We have built an in-memory database, which eats about 100-150G RAM in a single Vec, which is populated like this:
let mut result = Vec::with_capacity(a_very_large_number);
while let Ok(n) = reader.read(&mut buffer) {
result.push(...);
}
perf top
shows that the time is mostly spent in this "change_protection" function:
Samples: 48K of event 'cpu-clock', Event count (approx.): 694742858
62.45% [kernel] [k] change_protection
18.18% iron [.] database::Database::init::h63748
7.45% [kernel] [k] vm_normal_page
4.88% libc-2.17.so [.] __memcpy_ssse3_back
0.92% [kernel] [k] copy_user_enhanced_fast_string
0.52% iron [.] memcpy@plt
The CPU usage of this function grows as more and more data is loaded into RAM:
PID USER PR NI VIRT RES SHR S %CPU %MEM TIME+ COMMAND
12383 iron 20 0 137g 91g 1372 D 76.1 37.9 27:37.00 iron
The code is running on an r3.8xlarge AWS EC2 instance, and transparent hugepage is already disabled.
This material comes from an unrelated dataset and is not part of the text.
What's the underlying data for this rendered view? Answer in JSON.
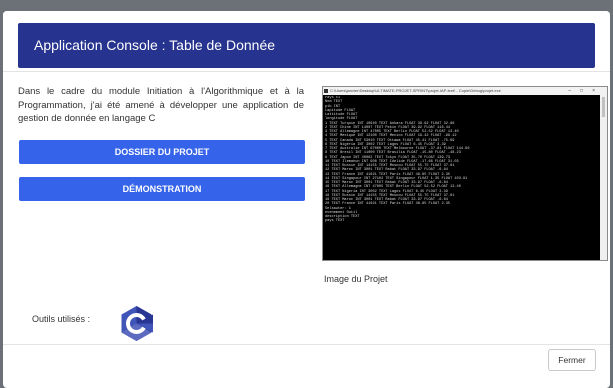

[~]$ cat /sys/kernel/mm/transparent_hugepage/defrag
always madvise [never]
[~]$ cat /sys/kernel/mm/transparent_hugepage/enabled
always madvise [never]
cpuinfo
processor : 0
vendor_id : GenuineIntel
cpu family : 6
model : 62
model name : Intel(R) Xeon(R) CPU E5-2670 v2 @ 2.50GHz
stepping : 4
microcode : 0x428
cpu MHz : 2500.070
cache size : 25600 KB
physical id : 0
siblings : 16
core id : 0
cpu cores : 8
apicid : 0
initial apicid : 0
fpu : yes
fpu_exception : yes
cpuid level : 13
wp : yes
flags : fpu vme de pse tsc msr pae mce cx8 apic sep mtrr pge mca cmov pat pse36 clflush mmx fxsr sse sse2 ht syscall nx rdtscp lm constant_tsc rep_good nopl xtopology eagerfpu pni pclmulqdq ssse3 cx16 pcid sse4_1 sse4_2 x2apic popcnt tsc_deadline_timer aes xsave avx f16c rdrand hypervisor lahf_lm xsaveopt fsgsbase smep erms
bogomips : 5000.14
clflush size : 64
cache_alignment : 64
address sizes : 46 bits physical, 48 bits virtual
power management:
kernel
3.14.35-28.38.amzn1.x86_64
The real question is why is there so much overhead in that function?